Is that a negative title? I’m trying to be more positive. Although, I think of myself as a very positive person because I’m tough and get through difficult things but sometimes say out loud exactly what the honest truth is about something being difficult. Sometimes this comes across as negative. But it’s not, because I then use some positive mental mind tricks to get through the honestly hard thing. Here’s the truth. I have a problem not writing about all things at once. Because it feels like an injustice to ignore some topics that should be covered and completely commit to one thing. That’s why this intro is suffering.
I learned in my English classes in undergrad how ridiculous it is to write an essay about a small topic (like one book) by starting with a large grandiose generalization. For example, starting an essay with “In the world we live in today…” Or whatever. Or any large generalization about how the world works or how things are or could be.
I’m a perfectionist. Which means I have a hard time saying something is done until it’s “perfect”. This doesn’t mean that everything I do is perfect. Nothing I do is perfect. It means I have an extremely hard time getting things done in an efficient way because I can’t just do it once and be happy with the results. I have to do it knowing it’s going to be the best possible thing I’m able to produce. Nothing is small. Nothing is just what it is. It’s always something more. This makes it difficult to be productive. Because I do everything like 5 times more than it should be done.
So, like in writing an essay. I would do the reading assignment we were supposed to write about. Then I’d read it again. Then I’d start an outline for the essay. Then I’d think about it for a few days. I’d wake up in the middle of the night to think about it. I’d write about 5-6 pages then decide I needed to start over. There were many many iterations of every essay I’ve ever written and my thesis ended up getting overly complicated. Complicated to the point where I wasn’t really saying anything anymore. The fear of not including all of my good thoughts meant the any one good thought I had was lost in a jumble of conflicting ideas.

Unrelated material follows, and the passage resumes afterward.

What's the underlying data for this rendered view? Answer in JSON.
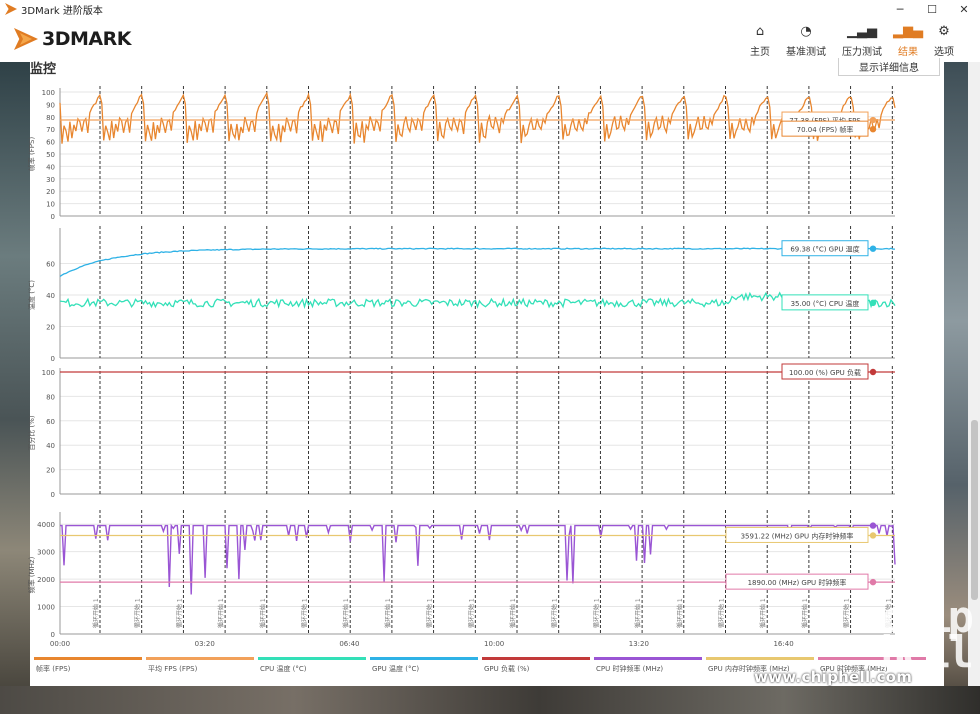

Unless I procrastinated the essay or didn’t do the reading, in which case I would totally wing it. And guess what. The times that I put the procrastination-level effort into the thing, those are the times I was most effective in my writing. I didn’t have time to do it over and over. I didn’t have time to make far too many arguments in one single essay for fear of leaving something out. I simple wrote it and turned it in.
My perfectionism has always over-complicated things and made it extremely difficult to make decisions. Because no matter what the decision was, I always feel it could be have been better.

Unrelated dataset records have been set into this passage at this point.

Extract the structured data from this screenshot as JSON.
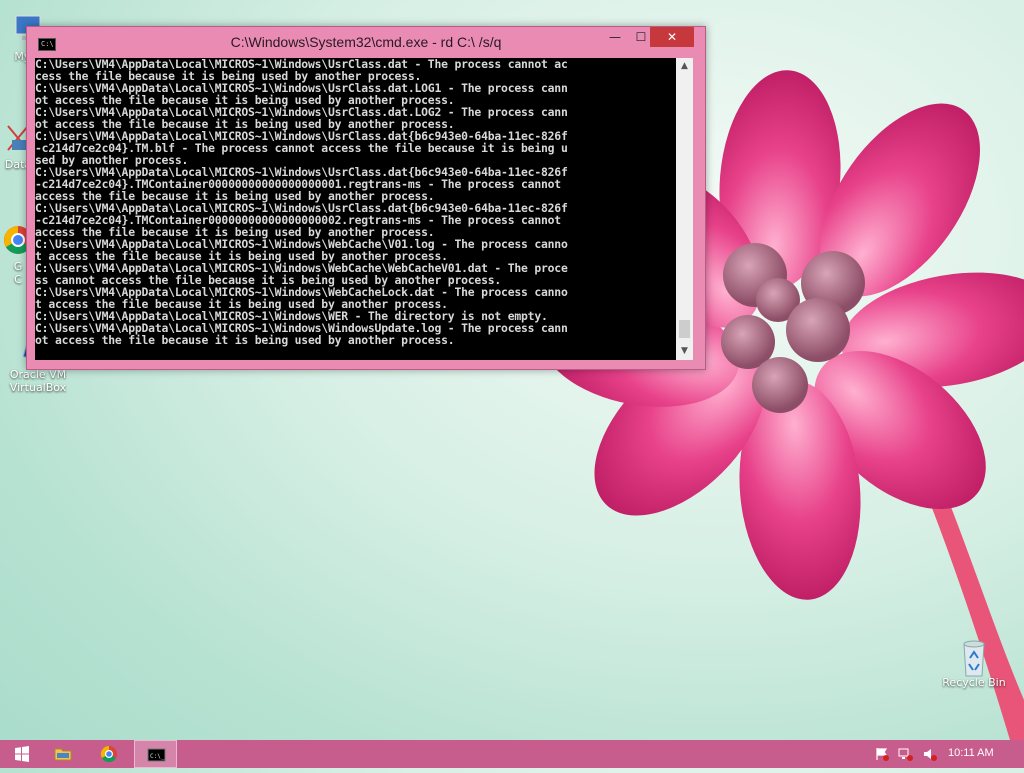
{
  "desktop": {
    "icons": [
      {
        "label": "My C",
        "icon": "computer-icon"
      },
      {
        "label": "Data",
        "icon": "network-icon"
      },
      {
        "label": "G",
        "label2": "C",
        "icon": "chrome-icon"
      },
      {
        "label": "Oracle VM",
        "label2": "VirtualBox",
        "icon": "virtualbox-icon"
      },
      {
        "label": "Recycle Bin",
        "icon": "recycle-bin-icon"
      }
    ]
  },
  "window": {
    "title": "C:\\Windows\\System32\\cmd.exe - rd  C:\\ /s/q",
    "controls": {
      "minimize": "—",
      "maximize": "☐",
      "close": "✕"
    },
    "console_lines": [
      "C:\\Users\\VM4\\AppData\\Local\\MICROS~1\\Windows\\UsrClass.dat - The process cannot ac",
      "cess the file because it is being used by another process.",
      "C:\\Users\\VM4\\AppData\\Local\\MICROS~1\\Windows\\UsrClass.dat.LOG1 - The process cann",
      "ot access the file because it is being used by another process.",
      "C:\\Users\\VM4\\AppData\\Local\\MICROS~1\\Windows\\UsrClass.dat.LOG2 - The process cann",
      "ot access the file because it is being used by another process.",
      "C:\\Users\\VM4\\AppData\\Local\\MICROS~1\\Windows\\UsrClass.dat{b6c943e0-64ba-11ec-826f",
      "-c214d7ce2c04}.TM.blf - The process cannot access the file because it is being u",
      "sed by another process.",
      "C:\\Users\\VM4\\AppData\\Local\\MICROS~1\\Windows\\UsrClass.dat{b6c943e0-64ba-11ec-826f",
      "-c214d7ce2c04}.TMContainer00000000000000000001.regtrans-ms - The process cannot",
      "access the file because it is being used by another process.",
      "C:\\Users\\VM4\\AppData\\Local\\MICROS~1\\Windows\\UsrClass.dat{b6c943e0-64ba-11ec-826f",
      "-c214d7ce2c04}.TMContainer00000000000000000002.regtrans-ms - The process cannot",
      "access the file because it is being used by another process.",
      "C:\\Users\\VM4\\AppData\\Local\\MICROS~1\\Windows\\WebCache\\V01.log - The process canno",
      "t access the file because it is being used by another process.",
      "C:\\Users\\VM4\\AppData\\Local\\MICROS~1\\Windows\\WebCache\\WebCacheV01.dat - The proce",
      "ss cannot access the file because it is being used by another process.",
      "C:\\Users\\VM4\\AppData\\Local\\MICROS~1\\Windows\\WebCacheLock.dat - The process canno",
      "t access the file because it is being used by another process.",
      "C:\\Users\\VM4\\AppData\\Local\\MICROS~1\\Windows\\WER - The directory is not empty.",
      "C:\\Users\\VM4\\AppData\\Local\\MICROS~1\\Windows\\WindowsUpdate.log - The process cann",
      "ot access the file because it is being used by another process."
    ]
  },
  "taskbar": {
    "items": [
      {
        "name": "start-button",
        "icon": "windows-logo-icon"
      },
      {
        "name": "file-explorer",
        "icon": "folder-icon"
      },
      {
        "name": "chrome",
        "icon": "chrome-icon"
      },
      {
        "name": "cmd",
        "icon": "cmd-icon",
        "active": true
      }
    ],
    "tray": [
      "action-center-flag-icon",
      "network-icon",
      "volume-muted-icon"
    ],
    "clock": "10:11 AM"
  },
  "colors": {
    "taskbar": "#c75d8d",
    "window_frame": "#e98bb2",
    "close_button": "#c7383d",
    "console_bg": "#000000",
    "console_text": "#d8d8d8"
  }
}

How does this apply to running? Well. I think many runners are perfectionists. Or at least, start out that way before realizing its unsustainable. We are in a sport that demands mental and physical toughness, attention to detail, and the determination to be the best. Not just our best…but better than everyone else. We’re hard on ourselves because we always think we could have done better.
Here’s the thing. The best runners I know are not perfectionists. They don’t overthink training or racing. They show up, do the running assignment, slowly get more fit, and slowly get faster. Until one day, they are really fast. They are fine with eating a box of donuts but also know how to push themselves really hard in a run or workout. They are able to sleep in until noon when they’re bodies need the rest. Essentially, the best runners I know don’t feel the need to overdo their training and under-do their rest because they are just doing what they have to do, not trying to make everything perfect.

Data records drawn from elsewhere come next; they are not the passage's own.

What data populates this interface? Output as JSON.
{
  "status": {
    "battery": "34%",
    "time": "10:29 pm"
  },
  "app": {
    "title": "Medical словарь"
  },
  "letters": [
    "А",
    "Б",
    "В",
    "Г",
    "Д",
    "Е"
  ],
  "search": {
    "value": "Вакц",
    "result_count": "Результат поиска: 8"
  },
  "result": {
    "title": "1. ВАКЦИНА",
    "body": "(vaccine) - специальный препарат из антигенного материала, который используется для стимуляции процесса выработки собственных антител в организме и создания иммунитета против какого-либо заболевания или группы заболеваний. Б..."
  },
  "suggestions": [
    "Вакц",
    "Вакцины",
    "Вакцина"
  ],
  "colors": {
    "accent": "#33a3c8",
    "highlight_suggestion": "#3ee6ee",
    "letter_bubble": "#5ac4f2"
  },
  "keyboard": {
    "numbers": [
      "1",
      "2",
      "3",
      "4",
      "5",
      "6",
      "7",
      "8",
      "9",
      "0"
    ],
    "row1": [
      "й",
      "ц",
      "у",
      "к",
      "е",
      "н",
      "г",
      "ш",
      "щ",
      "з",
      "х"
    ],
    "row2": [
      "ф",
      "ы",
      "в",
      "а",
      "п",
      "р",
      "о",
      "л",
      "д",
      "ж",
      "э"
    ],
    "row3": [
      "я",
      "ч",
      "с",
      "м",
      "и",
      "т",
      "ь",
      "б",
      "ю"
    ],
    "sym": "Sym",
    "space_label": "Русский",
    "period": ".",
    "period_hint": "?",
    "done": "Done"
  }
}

Here’s this quote from David Foster Wallace about the effect of perfectionism on productivity/creativity:
“You know, the whole thing about perfectionism. The perfectionism is very dangerous. Because of course if your fidelity to perfectionism is too high, you never do anything. Because doing anything results in…it’s actually kind of tragic because you sacrifice how gorgeous and perfect it is in your head for what it really is. And there were a couple of years where I really struggled with that.” -Listen to this interview with DFW from a few years ago.
In running, if you put the pressure on yourself to be perfect in every workout and race….you’ll end up over exerting yourself. You’ll enter into a cycle of failing at a workout (because every one does at some point) and then trying to make up for it on the easy day and getting more tired and then failing again. It’s a vicious cycle, and like DFW said, you’ll end up never doing anything.
So if it’s of any help to any type-A/OCD runners out there afraid to take an easy day or drink a milkshake… the best runners I know make it simple. They run what they are supposed to at practice. Then they rest. Then they do it again. The anxiety of failing and the self-inflicted guilt and punishment following failure doesn’t exist.